Cambridge-based Biogen and San Francisco-based Genentech Inc. are the defendants in the suit, brought by 23-year-old Jesse Peetz, who said he suffered an infection that left him paralyzed and said that Rituxan was to blame for making him more susceptible to such infections.
The two biotechnology companies did issue warnings in 2007, but Peetz, who started taking the drug in 2003, says the warning should have been issued sooner.

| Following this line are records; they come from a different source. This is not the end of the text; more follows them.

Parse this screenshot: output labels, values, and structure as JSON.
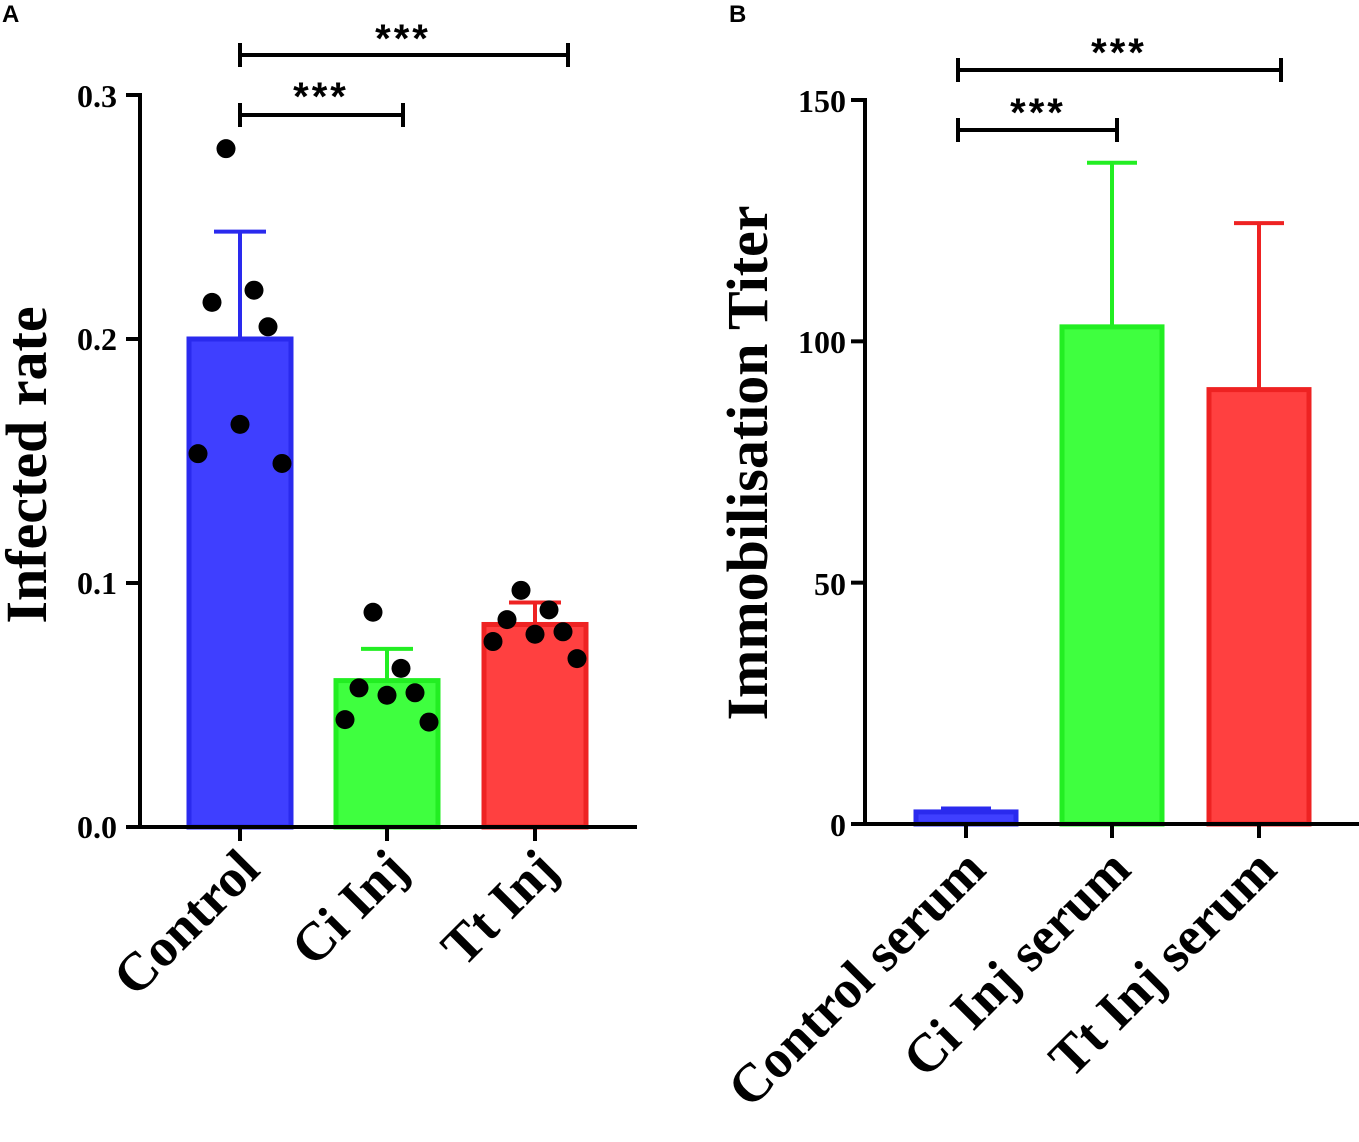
{
  "chart_data": [
    {
      "panel": "A",
      "type": "bar",
      "categories": [
        "Control",
        "Ci Inj",
        "Tt Inj"
      ],
      "values": [
        0.2,
        0.06,
        0.083
      ],
      "error_upper": [
        0.244,
        0.073,
        0.092
      ],
      "points": [
        [
          0.278,
          0.22,
          0.215,
          0.205,
          0.165,
          0.153,
          0.149
        ],
        [
          0.088,
          0.065,
          0.057,
          0.055,
          0.054,
          0.044,
          0.043
        ],
        [
          0.097,
          0.089,
          0.085,
          0.08,
          0.079,
          0.076,
          0.069
        ]
      ],
      "colors": [
        "#3f3fff",
        "#3fff3f",
        "#ff4040"
      ],
      "stroke_colors": [
        "#2a2aee",
        "#22ee22",
        "#ee2222"
      ],
      "ylabel": "Infected rate",
      "ylim": [
        0,
        0.3
      ],
      "yticks": [
        0.0,
        0.1,
        0.2,
        0.3
      ],
      "ytick_labels": [
        "0.0",
        "0.1",
        "0.2",
        "0.3"
      ],
      "significance": [
        {
          "from": 0,
          "to": 1,
          "label": "***"
        },
        {
          "from": 0,
          "to": 2,
          "label": "***"
        }
      ]
    },
    {
      "panel": "B",
      "type": "bar",
      "categories": [
        "Control serum",
        "Ci Inj serum",
        "Tt Inj serum"
      ],
      "values": [
        2.5,
        103,
        90
      ],
      "error_upper": [
        3.2,
        137,
        124.5
      ],
      "colors": [
        "#3f3fff",
        "#3fff3f",
        "#ff4040"
      ],
      "stroke_colors": [
        "#2a2aee",
        "#22ee22",
        "#ee2222"
      ],
      "ylabel": "Immobilisation Titer",
      "ylim": [
        0,
        150
      ],
      "yticks": [
        0,
        50,
        100,
        150
      ],
      "ytick_labels": [
        "0",
        "50",
        "100",
        "150"
      ],
      "significance": [
        {
          "from": 0,
          "to": 1,
          "label": "***"
        },
        {
          "from": 0,
          "to": 2,
          "label": "***"
        }
      ]
    }
  ]
}
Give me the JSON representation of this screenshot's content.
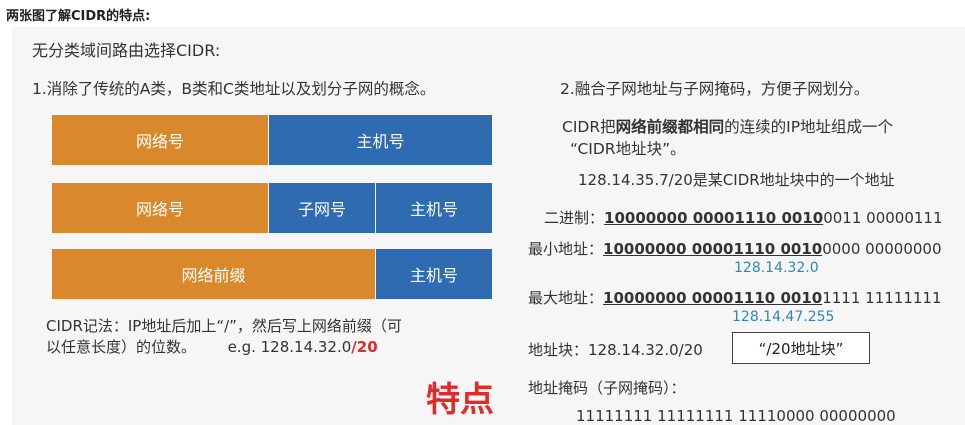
{
  "header": {
    "title": "两张图了解CIDR的特点:"
  },
  "slide": {
    "heading": "无分类域间路由选择CIDR:",
    "point1": "1.消除了传统的A类，B类和C类地址以及划分子网的概念。",
    "point2": "2.融合子网地址与子网掩码，方便子网划分。",
    "diagram": {
      "row1": {
        "network": "网络号",
        "host": "主机号"
      },
      "row2": {
        "network": "网络号",
        "subnet": "子网号",
        "host": "主机号"
      },
      "row3": {
        "prefix": "网络前缀",
        "host": "主机号"
      }
    },
    "notation": {
      "line1": "CIDR记法：IP地址后加上“/”，然后写上网络前缀（可",
      "line2": "以任意长度）的位数。",
      "example_prefix": "e.g. 128.14.32.0",
      "example_suffix": "/20"
    },
    "feature_label": "特点",
    "right": {
      "desc_line1_a": "CIDR把",
      "desc_line1_b": "网络前缀都相同",
      "desc_line1_c": "的连续的IP地址组成一个",
      "desc_line2": "“CIDR地址块”。",
      "example": "128.14.35.7/20是某CIDR地址块中的一个地址",
      "binary": {
        "label": "二进制：",
        "bold": "10000000  00001110  0010",
        "rest": "0011  00000111"
      },
      "min": {
        "label": "最小地址：",
        "bold": "10000000  00001110  0010",
        "rest": "0000  00000000",
        "decimal": "128.14.32.0"
      },
      "max": {
        "label": "最大地址：",
        "bold": "10000000  00001110  0010",
        "rest": "1111  11111111",
        "decimal": "128.14.47.255"
      },
      "block": {
        "label": "地址块：128.14.32.0/20",
        "box": "“/20地址块”"
      },
      "mask": {
        "label": "地址掩码（子网掩码）：",
        "value": "11111111  11111111  11110000  00000000"
      }
    }
  },
  "colors": {
    "orange": "#d9892b",
    "blue": "#2f6bb0",
    "red": "#e32a2a",
    "link": "#2e86c1"
  }
}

Biogen declined to comment specifically on the case, but spokeswoman Christina Chan said, “It’s important to note that the drug has been used extensively in 2 million patients worldwide. We are committed to ethical practices and we are confident in, and proud of, our stringent standards in this regard.”
Rituxan is approved for the treatment of non-Hodgkins lymphoma, chronic lymphocytic leukemia and rheumatoid arthritis. Peetz was taking the medication for thrombotic thrombocytopenic purpura, a rare blood disease that can result in kidney failure or stroke. The drug is not approved for that indication.
In December 2006, the FDA issued an alert noting that two patients taking Rituxan diead from an infection of the central nervous system known as multifocal leukoencephalopathy (PML). The patients were taking the drug to treat systemic lupus erythematosus, which is not an approved use of the drug.